Die Finanzierung der Kliniken muss auf eine neue Grundlage gestellt werden. Diese Forderung hat die Bürgerschaft am Donnerstag erhoben und den Senat beauftragt, auf Bundesebene aktiv zu werden. Im Kern geht es dabei um die Überwindung des Systems der Fallpauschalen. Auf ihm beruht die Krankenhausfinanzierung seit fast 20 Jahren. Medizinische Leistungen der Kliniken werden dabei anhand fest definierter Fallgruppen vergütet, bei denen Aufwand und Kosten der Behandlung jeweils vergleichbar sind.
An diesem System wird unter anderem kritisiert, dass die Vorhaltekosten für medizinische Infrastruktur unzureichend berücksichtigt werden. Bundesgesundheitsminister Karl Lauterbach (SPD) hat bereits Pläne für eine Reform angekündigt, deren Grundzüge im Januar konkreter werden sollen. Die Forderungen der Bürgerschaft gehen aber noch weiter. SPD, Grüne und Linke, aber auch die FDP verlangen Zahlungen des Bundes an die Kliniken zum Ausgleich der stark gestiegenen Energiekosten. Außerdem einen Klimaschutz-Investitionsfonds des Bundes für die Krankenhäuser. Hintergrund: Kliniken sind sehr energieintensive Betriebe. Der Verbrauch pro Krankenhausbett entspricht ungefähr dem eines Einfamilienhauses.
Ute Reimers-Bruns (SPD):
Die Gesundheitspolitikerin der Sozialdemokraten unterstrich den Reformbedarf im Kliniksektor. Die von Karl Lauterbach geplanten Vorhaltepauschalen für Geburtshilfe- und kindermedizinische Abteilungen der Krankenhäuser unterstützte sie ausdrücklich. Dass Berlin zudem acht Milliarden Euro zur Existenzsicherung in der Energiekrise angekündigt habe, sei ebenfalls gut. Reimers-Bruns: "Das Geld muss nun rasch bei den Kliniken ankommen."
Nelson Janßen (Linke):
Aus Sicht des Linken-Fraktionschefs ist das System der Fallpauschalen "marode". Krankenhausbelegschaften bestünden nicht nur aus Ärzten und Pflegern. Auch Reinigungskräfte, Küchenpersonal, Hygienefachleute, Sicherheitsleute und Verwaltungspersonal müssten aus den Fallpauschalen bestritten werden. Solche Kosten und der Aufwand für die medizinische Infrastruktur müssten künftig besser berücksichtigt werden.
Rainer Bensch (CDU):
Der Fachpolitiker der Christdemokraten warf dem rot-grün-roten Bündnis vor, mit bundespolitischen Forderungen von landespolitischen Versäumnissen ablenken zu wollen.

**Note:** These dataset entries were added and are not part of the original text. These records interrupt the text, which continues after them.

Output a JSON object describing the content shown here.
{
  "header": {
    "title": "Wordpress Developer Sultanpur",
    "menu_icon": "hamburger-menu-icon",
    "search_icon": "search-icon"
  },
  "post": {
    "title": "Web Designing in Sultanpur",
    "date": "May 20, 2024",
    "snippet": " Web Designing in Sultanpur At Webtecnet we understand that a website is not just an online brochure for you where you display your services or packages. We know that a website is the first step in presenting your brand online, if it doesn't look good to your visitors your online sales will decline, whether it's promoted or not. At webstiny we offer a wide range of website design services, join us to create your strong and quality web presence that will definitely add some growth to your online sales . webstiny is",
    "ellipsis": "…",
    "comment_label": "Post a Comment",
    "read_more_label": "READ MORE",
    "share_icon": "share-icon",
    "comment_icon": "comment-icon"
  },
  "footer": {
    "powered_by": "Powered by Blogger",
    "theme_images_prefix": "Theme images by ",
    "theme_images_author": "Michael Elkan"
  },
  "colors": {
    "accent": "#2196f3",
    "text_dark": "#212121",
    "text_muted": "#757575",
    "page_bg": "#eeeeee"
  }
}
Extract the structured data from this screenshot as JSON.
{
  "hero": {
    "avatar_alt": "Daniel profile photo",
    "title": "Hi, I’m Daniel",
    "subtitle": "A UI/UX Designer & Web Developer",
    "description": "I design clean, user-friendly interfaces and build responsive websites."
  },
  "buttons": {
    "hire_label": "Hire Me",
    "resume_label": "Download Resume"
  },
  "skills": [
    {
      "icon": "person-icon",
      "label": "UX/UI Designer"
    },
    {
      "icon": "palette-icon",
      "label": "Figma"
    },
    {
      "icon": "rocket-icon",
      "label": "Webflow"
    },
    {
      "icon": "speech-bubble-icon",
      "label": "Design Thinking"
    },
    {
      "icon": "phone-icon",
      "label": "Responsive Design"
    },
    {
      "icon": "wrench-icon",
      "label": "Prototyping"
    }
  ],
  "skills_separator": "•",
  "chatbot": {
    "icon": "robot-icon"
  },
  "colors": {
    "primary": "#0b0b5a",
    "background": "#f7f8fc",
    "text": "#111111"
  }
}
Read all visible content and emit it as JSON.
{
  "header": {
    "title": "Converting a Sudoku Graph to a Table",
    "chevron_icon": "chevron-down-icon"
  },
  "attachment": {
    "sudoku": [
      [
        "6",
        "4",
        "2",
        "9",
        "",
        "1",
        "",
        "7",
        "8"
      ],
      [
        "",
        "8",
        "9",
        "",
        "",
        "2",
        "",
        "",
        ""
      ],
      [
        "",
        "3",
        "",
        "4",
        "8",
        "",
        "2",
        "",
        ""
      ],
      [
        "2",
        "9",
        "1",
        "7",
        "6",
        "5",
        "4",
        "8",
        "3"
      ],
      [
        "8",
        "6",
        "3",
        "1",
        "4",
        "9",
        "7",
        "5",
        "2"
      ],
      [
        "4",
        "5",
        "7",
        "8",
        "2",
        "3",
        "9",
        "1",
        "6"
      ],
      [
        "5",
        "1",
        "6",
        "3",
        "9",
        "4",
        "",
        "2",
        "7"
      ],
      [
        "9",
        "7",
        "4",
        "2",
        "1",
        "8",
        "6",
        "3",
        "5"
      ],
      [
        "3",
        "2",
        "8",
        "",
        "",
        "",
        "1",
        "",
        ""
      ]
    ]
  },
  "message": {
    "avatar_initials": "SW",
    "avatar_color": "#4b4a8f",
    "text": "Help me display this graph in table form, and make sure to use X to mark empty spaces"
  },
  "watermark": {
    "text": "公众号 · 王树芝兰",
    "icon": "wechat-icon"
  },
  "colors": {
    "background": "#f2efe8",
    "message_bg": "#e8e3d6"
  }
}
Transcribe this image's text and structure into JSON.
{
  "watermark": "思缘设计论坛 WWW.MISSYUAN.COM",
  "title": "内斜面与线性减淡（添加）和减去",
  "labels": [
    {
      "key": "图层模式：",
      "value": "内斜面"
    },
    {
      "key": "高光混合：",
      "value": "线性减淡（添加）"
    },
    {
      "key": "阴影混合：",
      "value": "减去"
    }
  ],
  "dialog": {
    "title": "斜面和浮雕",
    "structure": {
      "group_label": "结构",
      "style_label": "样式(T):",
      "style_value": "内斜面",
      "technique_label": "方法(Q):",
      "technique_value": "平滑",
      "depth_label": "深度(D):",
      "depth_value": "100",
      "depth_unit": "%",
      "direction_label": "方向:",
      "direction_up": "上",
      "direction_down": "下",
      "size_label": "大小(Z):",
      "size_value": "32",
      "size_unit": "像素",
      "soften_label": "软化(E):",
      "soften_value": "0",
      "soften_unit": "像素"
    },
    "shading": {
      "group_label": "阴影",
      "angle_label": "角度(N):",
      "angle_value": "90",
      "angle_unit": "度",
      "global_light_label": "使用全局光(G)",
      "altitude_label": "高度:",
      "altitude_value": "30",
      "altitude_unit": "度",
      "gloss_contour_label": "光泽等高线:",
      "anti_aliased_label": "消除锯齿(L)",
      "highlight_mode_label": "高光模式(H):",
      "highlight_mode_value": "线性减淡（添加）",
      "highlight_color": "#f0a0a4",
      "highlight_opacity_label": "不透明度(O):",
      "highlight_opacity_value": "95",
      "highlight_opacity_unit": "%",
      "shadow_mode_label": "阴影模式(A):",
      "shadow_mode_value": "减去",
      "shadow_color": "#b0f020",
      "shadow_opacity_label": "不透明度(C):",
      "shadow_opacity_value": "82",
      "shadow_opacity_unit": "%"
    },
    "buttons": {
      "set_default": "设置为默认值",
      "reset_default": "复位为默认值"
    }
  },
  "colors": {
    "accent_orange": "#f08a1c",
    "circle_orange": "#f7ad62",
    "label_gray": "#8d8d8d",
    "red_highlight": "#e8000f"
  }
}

Schließlich seien die Bundesländer für die Investitionskosten der Krankenhäuser zuständig. In den vergangenen 15 Jahren habe Bremen jedoch nicht ein einziges Mal den Mindestbedarf für die örtlichen Kliniken zur Verfügung gestellt. Bensch bescheinigte der Koalition für ihren Vorstoß auch schlechtes Timing. Sinnvoll wäre es aus seiner Sicht gewesen, den 5. Januar abzuwarten. Dann will Karl Lauterbach seine Pläne für den Kliniksektor konkretisieren.
Ilona Osterkamp-Weber (Grüne):
Ein "Sterben auf Raten" droht aus Sicht der Grünen-Fachsprecherin, wenn die Kliniken mit der aktuellen Energiepreiskrise und dem Reformbedarf allein gelassen werden. Dazu dürfe es nicht kommen. Osterkamp-Weber sah klar den Bund in der Pflicht. Bei den anstehenden Veränderungen im Finanzierungssystem müsse es auch darum gehen, Fehlanreize zu vermeiden, die beispielsweise dazu führen, dass Kliniken auf eine möglichst hohe Zahl an Behandlungsfällen statt auf die Qualität der Behandlung setzen.
Magnus Buhlert (FDP):
Die Mängel des Fallpauschalensystems seien offenkundig, meinte der FDP-Gesundheitspolitiker. Es müsse durch ein "intelligentes System" ersetzt werden, das unter anderem die Vorhaltekosten für klinische Infrastruktur berücksichtigt. Der rot-grün-roten Koalition hielt Buhlert Versäumnisse bei Krankenhausplanung auf Landesebene vor. Wer nicht wisse, wie sich die Bremer Kliniklandschaft mittel- und langfristig entwickeln soll, könne die Investitionszuschüsse an die einzelnen Häuser auch nicht sinnvoll verteilen.